Of course, everything in the garden has not been rosy. McGonagle established his curatorial reputation at the Orchard Gallery in Derry by bringing in heavyweights in the international art world and involving them in projects with local resonance.

Given the charged political climate, which actually helped to attract artists, the circumstances were ideally suited to his preference for a hybridised form of art that came close to the continuation of sociology by other means.

To a large extent he brought the same philosophy to IMMA. But it is fair to say that the guerrilla-style interventions that created a stir in Derry did not translate that effectively into the more ponderous, large-scale museum setting.

Two major events, "From Beyond the Pale" and "The Event Horizon", didn't succeed in creating anything like the buzz, or the attendances, that they might have. It was left to more conventional ideas, such as the Andy Warhol show, to bring in the punters.

There is a certain inevitability to the fact that, among Irish artists, outside of a particular circle, the response to IMMA has tended to be muted and often quite critical. Yet any debate has tended to deteriorate, by the time it percolates through to the media, to the old isn't-modern art-all-rubbish row.

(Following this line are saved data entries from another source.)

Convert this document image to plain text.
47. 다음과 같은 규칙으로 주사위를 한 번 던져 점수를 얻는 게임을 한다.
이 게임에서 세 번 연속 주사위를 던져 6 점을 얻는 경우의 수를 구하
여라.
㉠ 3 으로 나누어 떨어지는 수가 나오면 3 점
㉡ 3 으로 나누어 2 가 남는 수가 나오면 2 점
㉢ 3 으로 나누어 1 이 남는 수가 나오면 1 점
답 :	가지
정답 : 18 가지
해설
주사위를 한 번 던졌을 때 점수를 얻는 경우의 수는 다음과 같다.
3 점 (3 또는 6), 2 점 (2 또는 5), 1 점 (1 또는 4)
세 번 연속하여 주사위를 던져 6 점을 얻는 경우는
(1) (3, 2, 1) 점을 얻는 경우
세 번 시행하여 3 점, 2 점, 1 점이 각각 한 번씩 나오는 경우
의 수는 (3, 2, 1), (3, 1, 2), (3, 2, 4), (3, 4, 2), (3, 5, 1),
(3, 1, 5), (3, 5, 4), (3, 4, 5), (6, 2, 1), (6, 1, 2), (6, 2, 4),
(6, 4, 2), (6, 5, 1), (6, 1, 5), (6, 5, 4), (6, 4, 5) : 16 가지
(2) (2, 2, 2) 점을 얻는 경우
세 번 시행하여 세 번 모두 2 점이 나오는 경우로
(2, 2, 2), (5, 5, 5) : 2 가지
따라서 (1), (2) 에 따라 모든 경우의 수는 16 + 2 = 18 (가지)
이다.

The fact is that not alone can IMMA never hope to please everyone, but that as a national museum it addresses, on the one hand, artists and a public attuned to an international context, and, on the other, those who tend to favour more traditional forms and styles.

Running an institution of the scale and complexity of IMMA requires an enormous commitment of energy and McGonagle has been a hugely energetic presence. He has also developed in the job. An early defensiveness and an apparent reluctance to delegate has moderated into a relatively more open approach.

But by international standards, 10 years is quite a long time in such a position. With a few exceptions, such as the Tate supremo Sir Nicholas Serota, curators tend to move on. Perhaps part of the problem is that IMMA is unique in Ireland. There is simply no comparable institution to attract McGonagle which, given his reported reluctance to settle abroad (a spell at the ICA in London was succeeded by a return to Derry) narrows his options. But as one fellow curator observed, he is someone who is more than capable of creating a role for himself should he choose to return to Northern Ireland.

He has never pretended to be a fan of the glitz and glitter of the rarefied international art circuit. His ambivalent position in relation to the art world per se is encapsulated in one observation about him.

Towards the end of his tenure at the Orchard, I happened to visit an exhibition of paintings in a Belfast gallery. It seemed to me the kind of show that might travel to the Orchard, even though McGonagle was reputedly antipathetic to painting generally. Had Declan seen it, I asked the curator.

He smiled in reply. Declan had never even been in the gallery, he explained. I heard he wasn't really interested in painting, I said, but that seemed extraordinary.

No, no, said the curator. It's not that he's not really interested. He's more interested in certain things that have to do with art.

For him the debate about art is always a debate about society.